Move slow work off the request/response cycle. Architect Celery + Redis for production: workers, queues, retries with exponential backoff, periodic jobs with Beat, and live monitoring with Flower.
If a request takes longer than a second, your users feel it — and email sending, PDF generation, third-party API calls, image processing, and report exports all routinely take far longer. These belong off the request/response cycle entirely. Celery is the de-facto answer for Django, and with Redis as the broker it scales from one worker on a small VPS to hundreds across a cluster. This tutorial covers Celery the way production demands: architecture, reliable retries, scheduling, routing, monitoring, and the failure modes that bite teams who treat it as fire-and-forget.

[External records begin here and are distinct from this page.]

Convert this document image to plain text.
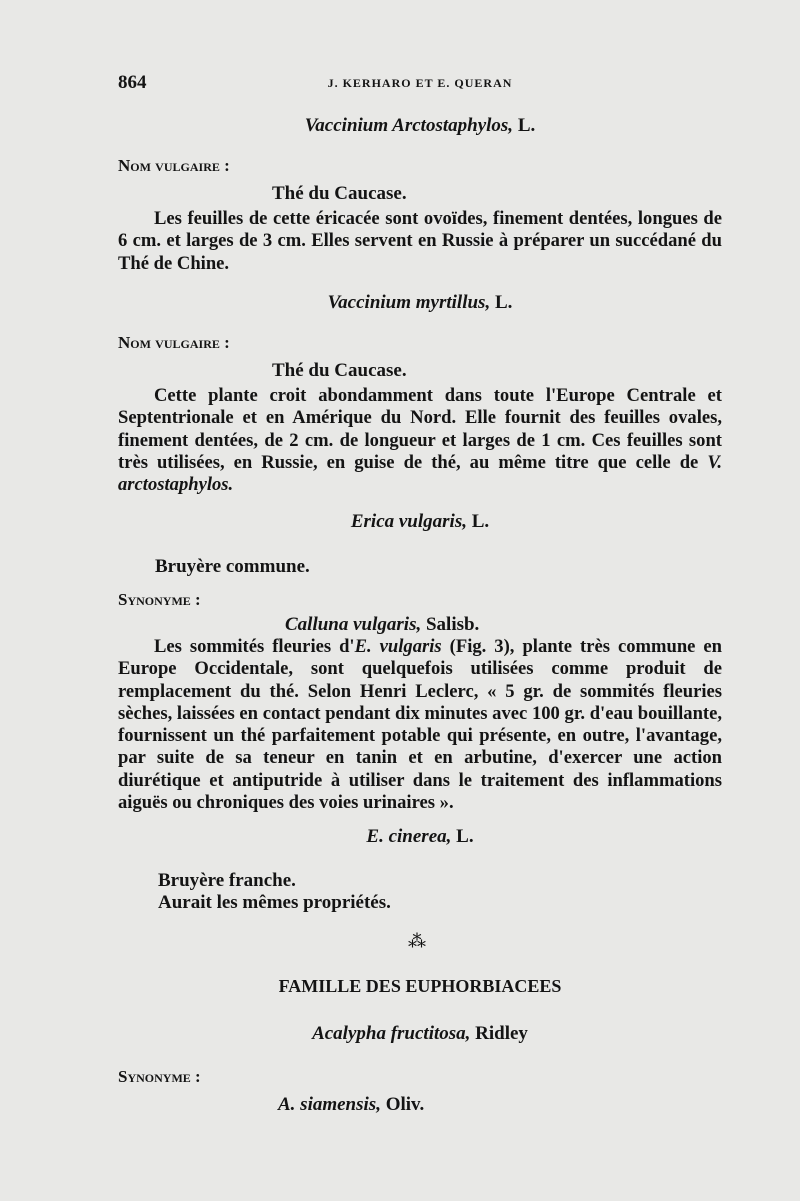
864	J. KERHARO ET E. QUERAN
Vaccinium Arctostaphylos, L.
Nom vulgaire :
Thé du Caucase.

Les feuilles de cette éricacée sont ovoïdes, finement dentées, longues de 6 cm. et larges de 3 cm. Elles servent en Russie à préparer un succédané du Thé de Chine.

Vaccinium myrtillus, L.
Nom vulgaire :
Thé du Caucase.

Cette plante croit abondamment dans toute l'Europe Centrale et Septentrionale et en Amérique du Nord. Elle fournit des feuilles ovales, finement dentées, de 2 cm. de longueur et larges de 1 cm. Ces feuilles sont très utilisées, en Russie, en guise de thé, au même titre que celle de V. arctostaphylos.

Erica vulgaris, L.
Bruyère commune.
Synonyme :
Calluna vulgaris, Salisb.

Les sommités fleuries d'E. vulgaris (Fig. 3), plante très commune en Europe Occidentale, sont quelquefois utilisées comme produit de remplacement du thé. Selon Henri Leclerc, « 5 gr. de sommités fleuries sèches, laissées en contact pendant dix minutes avec 100 gr. d'eau bouillante, fournissent un thé parfaitement potable qui présente, en outre, l'avantage, par suite de sa teneur en tanin et en arbutine, d'exercer une action diurétique et antiputride à utiliser dans le traitement des inflammations aiguës ou chroniques des voies urinaires ».

E. cinerea, L.
Bruyère franche.
Aurait les mêmes propriétés.
⁂
FAMILLE DES EUPHORBIACEES
Acalypha fructitosa, Ridley
Synonyme :
A. siamensis, Oliv.
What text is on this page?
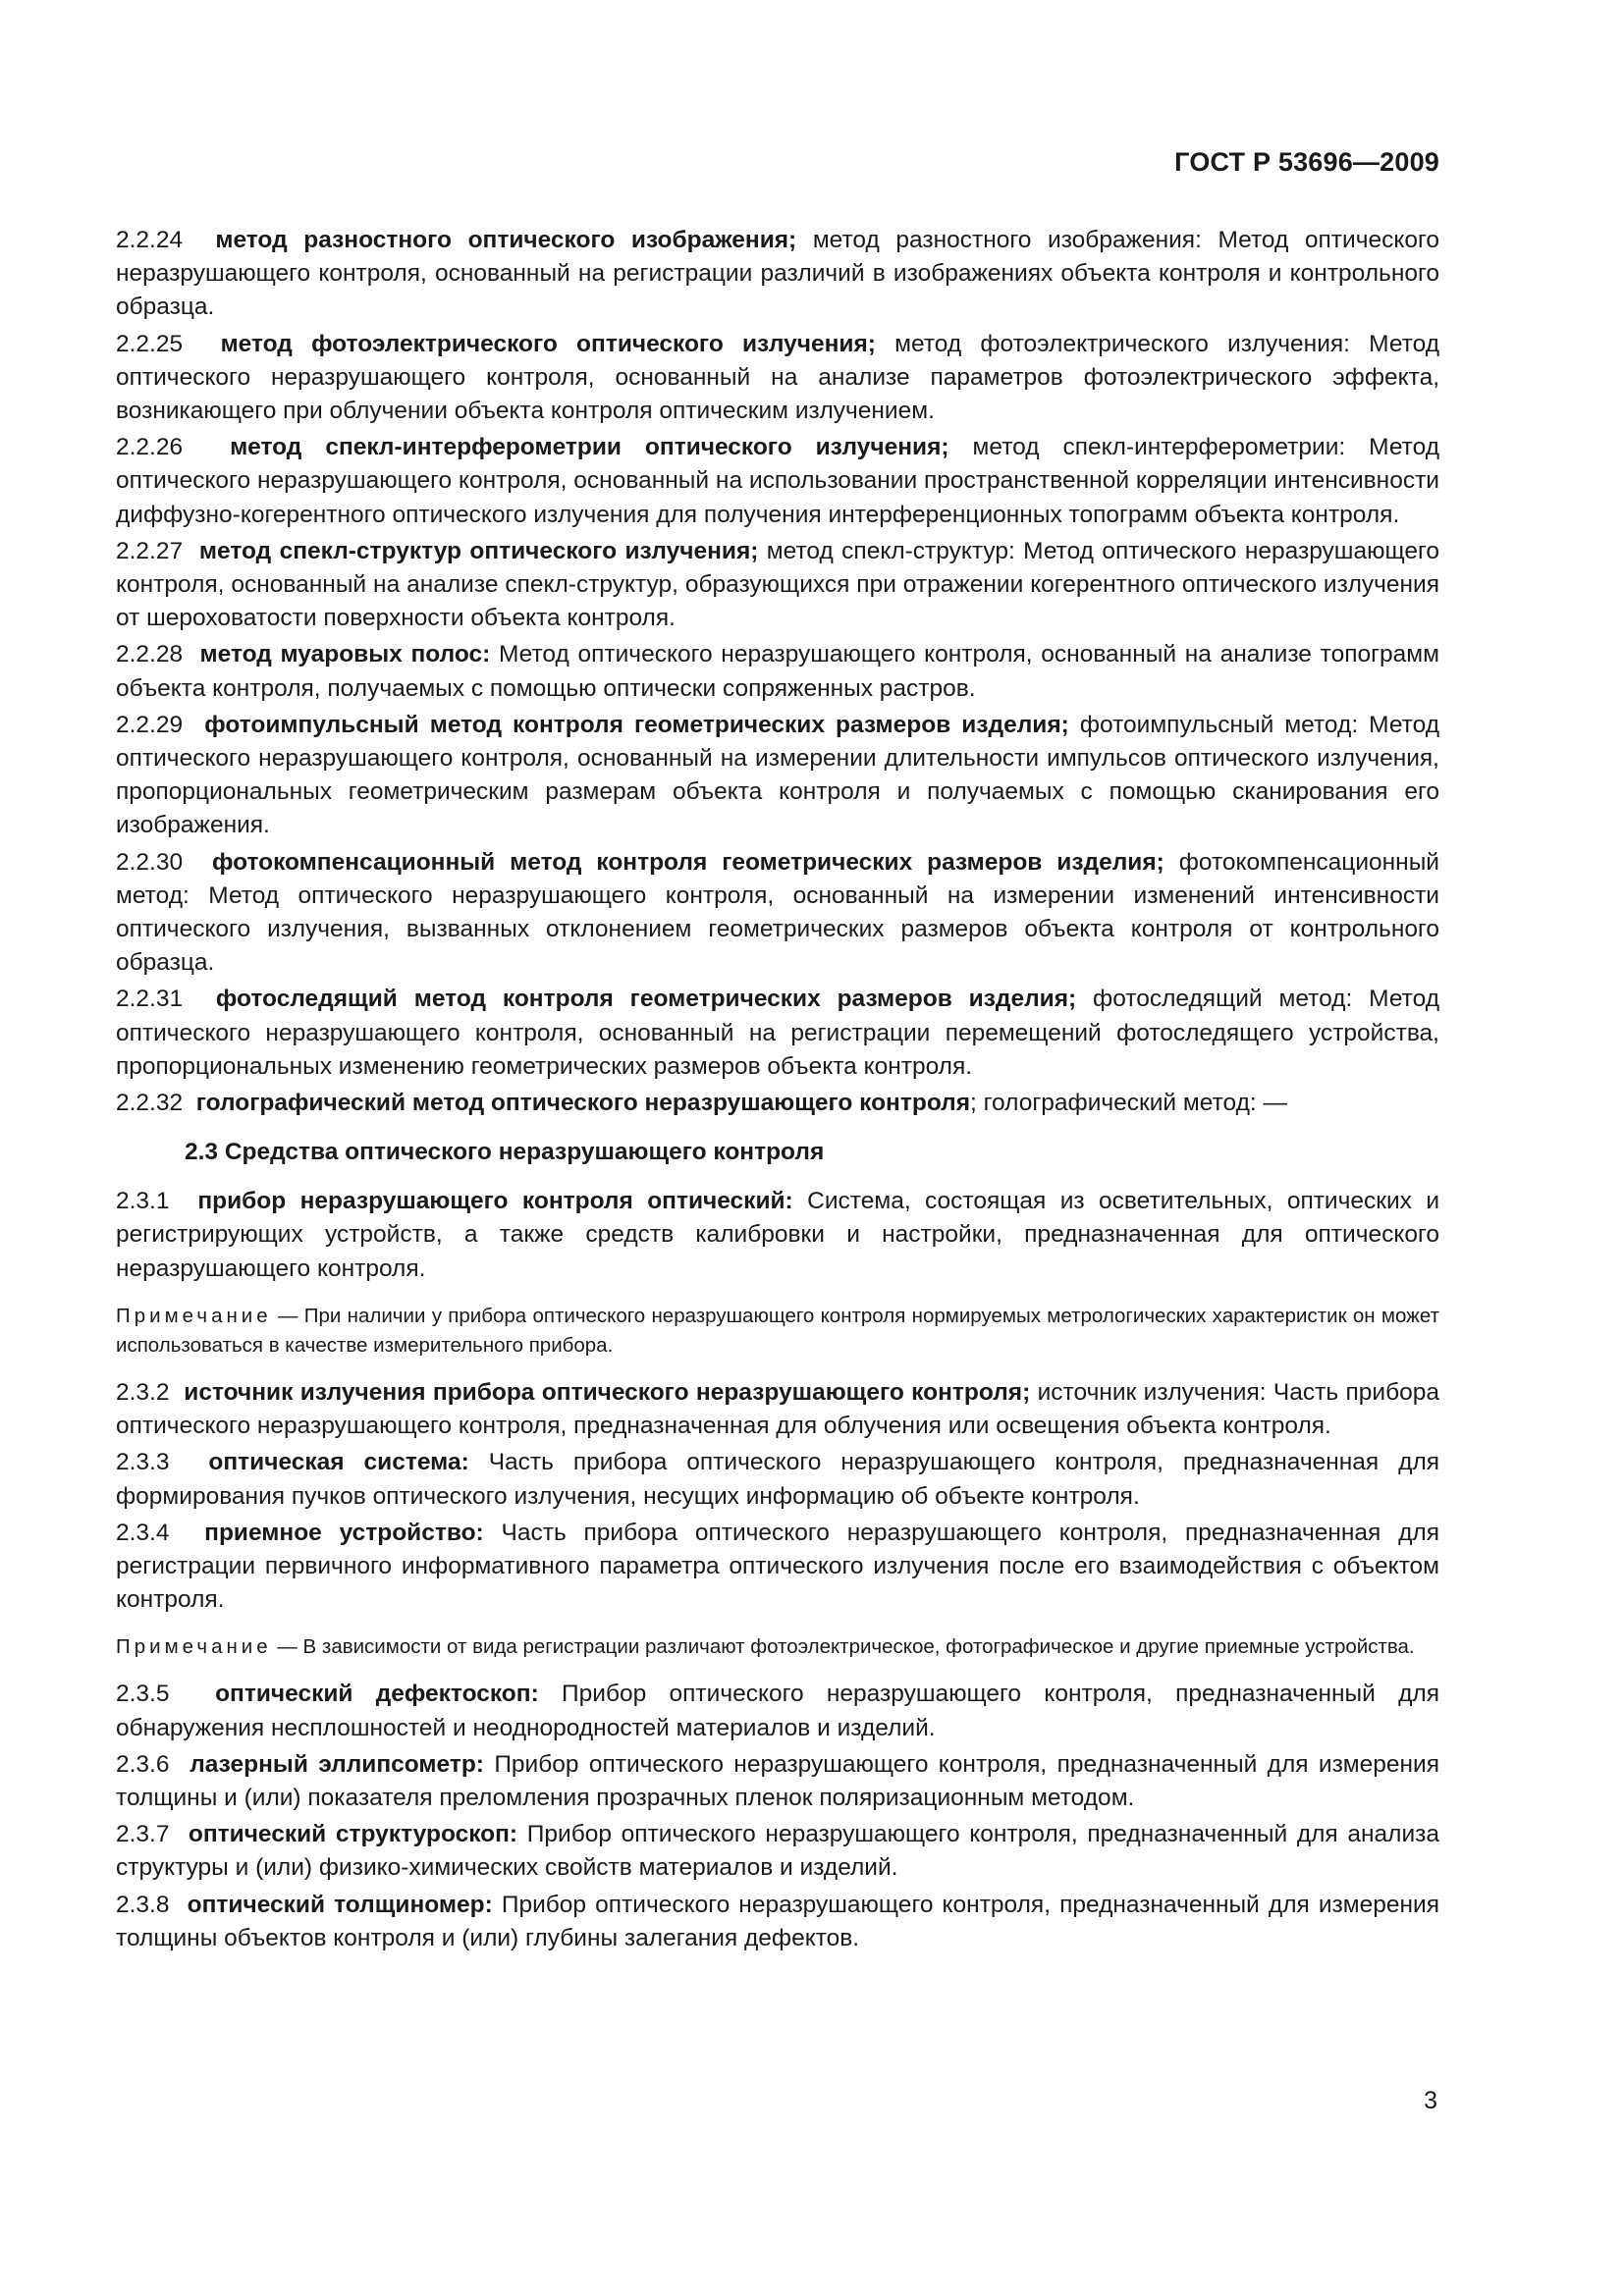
ГОСТ Р 53696—2009

2.2.24 метод разностного оптического изображения; метод разностного изображения: Метод оптического неразрушающего контроля, основанный на регистрации различий в изображениях объекта контроля и контрольного образца.

2.2.25 метод фотоэлектрического оптического излучения; метод фотоэлектрического излучения: Метод оптического неразрушающего контроля, основанный на анализе параметров фотоэлектрического эффекта, возникающего при облучении объекта контроля оптическим излучением.

2.2.26 метод спекл-интерферометрии оптического излучения; метод спекл-интерферометрии: Метод оптического неразрушающего контроля, основанный на использовании пространственной корреляции интенсивности диффузно-когерентного оптического излучения для получения интерференционных топограмм объекта контроля.

2.2.27 метод спекл-структур оптического излучения; метод спекл-структур: Метод оптического неразрушающего контроля, основанный на анализе спекл-структур, образующихся при отражении когерентного оптического излучения от шероховатости поверхности объекта контроля.

2.2.28 метод муаровых полос: Метод оптического неразрушающего контроля, основанный на анализе топограмм объекта контроля, получаемых с помощью оптически сопряженных растров.

2.2.29 фотоимпульсный метод контроля геометрических размеров изделия; фотоимпульсный метод: Метод оптического неразрушающего контроля, основанный на измерении длительности импульсов оптического излучения, пропорциональных геометрическим размерам объекта контроля и получаемых с помощью сканирования его изображения.

2.2.30 фотокомпенсационный метод контроля геометрических размеров изделия; фотокомпенсационный метод: Метод оптического неразрушающего контроля, основанный на измерении изменений интенсивности оптического излучения, вызванных отклонением геометрических размеров объекта контроля от контрольного образца.

2.2.31 фотоследящий метод контроля геометрических размеров изделия; фотоследящий метод: Метод оптического неразрушающего контроля, основанный на регистрации перемещений фотоследящего устройства, пропорциональных изменению геометрических размеров объекта контроля.

2.2.32 голографический метод оптического неразрушающего контроля; голографический метод: —

2.3 Средства оптического неразрушающего контроля

2.3.1 прибор неразрушающего контроля оптический: Система, состоящая из осветительных, оптических и регистрирующих устройств, а также средств калибровки и настройки, предназначенная для оптического неразрушающего контроля.

Примечание — При наличии у прибора оптического неразрушающего контроля нормируемых метрологических характеристик он может использоваться в качестве измерительного прибора.

2.3.2 источник излучения прибора оптического неразрушающего контроля; источник излучения: Часть прибора оптического неразрушающего контроля, предназначенная для облучения или освещения объекта контроля.

2.3.3 оптическая система: Часть прибора оптического неразрушающего контроля, предназначенная для формирования пучков оптического излучения, несущих информацию об объекте контроля.

2.3.4 приемное устройство: Часть прибора оптического неразрушающего контроля, предназначенная для регистрации первичного информативного параметра оптического излучения после его взаимодействия с объектом контроля.

Примечание — В зависимости от вида регистрации различают фотоэлектрическое, фотографическое и другие приемные устройства.

2.3.5 оптический дефектоскоп: Прибор оптического неразрушающего контроля, предназначенный для обнаружения несплошностей и неоднородностей материалов и изделий.

2.3.6 лазерный эллипсометр: Прибор оптического неразрушающего контроля, предназначенный для измерения толщины и (или) показателя преломления прозрачных пленок поляризационным методом.

2.3.7 оптический структуроскоп: Прибор оптического неразрушающего контроля, предназначенный для анализа структуры и (или) физико-химических свойств материалов и изделий.

2.3.8 оптический толщиномер: Прибор оптического неразрушающего контроля, предназначенный для измерения толщины объектов контроля и (или) глубины залегания дефектов.

3
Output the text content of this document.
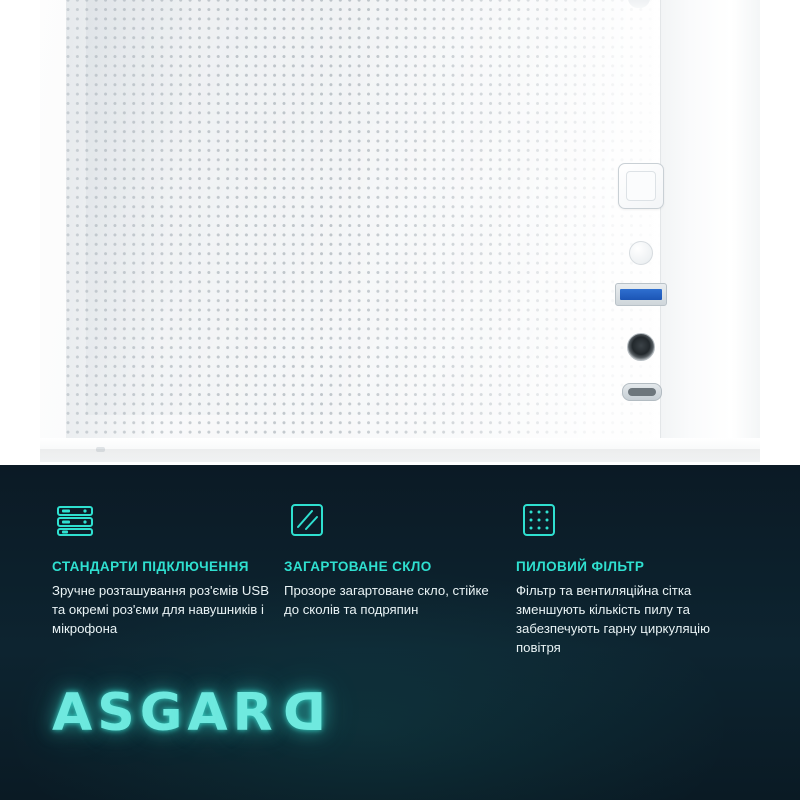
СТАНДАРТИ ПІДКЛЮЧЕННЯ
Зручне розташування роз'ємів USB та окремі роз'єми для навушників і мікрофона
ЗАГАРТОВАНЕ СКЛО
Прозоре загартоване скло, стійке до сколів та подряпин
ПИЛОВИЙ ФІЛЬТР
Фільтр та вентиляційна сітка зменшують кількість пилу та забезпечують гарну циркуляцію повітря
ASGARD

The request/response cycle should do the minimum needed to answer the user, and nothing more. Anything slow, unreliable, or non-essential to the immediate response — sending a confirmation email, generating an invoice, calling a payment provider, resizing an upload — should happen asynchronously, after the response is already on its way. This keeps pages fast and the user experience snappy regardless of how slow the underlying work is. It also isolates failure: if the email service is down, the order still completes and the email retries later, instead of the whole request failing. Moving slow work to the background is one of the most impactful architectural decisions for both performance and resilience.
Celery has three moving parts. Your Django app is the producer: it creates tasks. The broker (Redis or RabbitMQ) is a queue that holds task messages until a worker is ready. One or more workers are separate processes that pull tasks off the queue and execute them. A result backend optionally stores task return values if you need them, and Beat is a scheduler process that emits periodic tasks on a cron-like schedule. Understanding these pieces clarifies everything else: tasks flow from your app through the broker to workers, decoupled in time and space, which is exactly what makes background processing both scalable and resilient.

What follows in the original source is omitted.